Menanti Kekuatan Perang Bintang di Balik Pilpres 2019
Oleh Zaenal A Budiyono*jpnn.com - Presiden Joko Widodo menunjuk dua mantan petinggi TNI masuk ke dalam lingkaran dekatnya di istana. Adalah Jenderal (Purn) Agum Gumelar dan Jenderal (Purn) Moeldoko yang masuk ke lingkaran istana seiring reshuffle Kabinet Kerja jilid III kemarin (18/1).
Agum masuk ke lingkaran istana sebagai pengganti almarhum KH Hasyim Muzadi di Dewan Pertimbangan Presiden (Wantimpres). Sedangkan Moeldoko yang baru lengser dari jabatan Panglima TNI pada 8 Juli 2015, dipercaya untuk menjadi Kepala Staf Presiden (KSP) menggantikan Teten Masduki.
Secara administratif, sirkulasi jabatan ini adalah hal wajar.
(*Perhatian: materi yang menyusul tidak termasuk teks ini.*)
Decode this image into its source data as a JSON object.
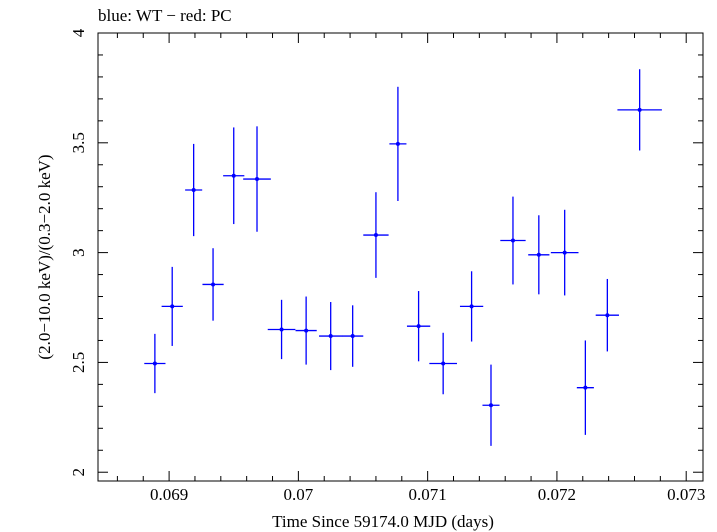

Sebab, Agum mengisi pos yang kosong pasca-wafatnya Kiai Hayim.
Demikian pula Moeldoko yang menggantikan Teten. Reshuffle kabinet memang merupakan hak prerogatif presiden.
Meski demikian, Presiden Jokowi tentu memiliki pertimbangan-pertimbangan politik untuk menarik Agum dan Moeldoko. Bagaimanapun, lembaga kepresidenan adalah lembaga politik.
Naif sekali bila melihat bongkar pasang kabinet itu dengan menyampingkan tujuan-tujuan strategis dan taktis Presiden Jokowi. Apalagi, konstelasi politik pada tahun ini akan menghangat dengan adanya pilkada di 171 daerah.
Konstelasi politik tahun depan juga tak kalah hangat. Sebab, ada pemilu legislatif dan pemilu presiden yang digelar bersamaan.
Dalam konteks itu pula, masuknya Moeldoko dan Agum bisa dimaknai sebagai penguatan fondasi politik Presiden Jokowi di militer. Selama ini bila bicara pengaruh militer, Presiden Jokowi diidentikkan dengan dua tokoh senior di TNI, yaitu Luhut B Panjaitan dan AM Hendropiyono.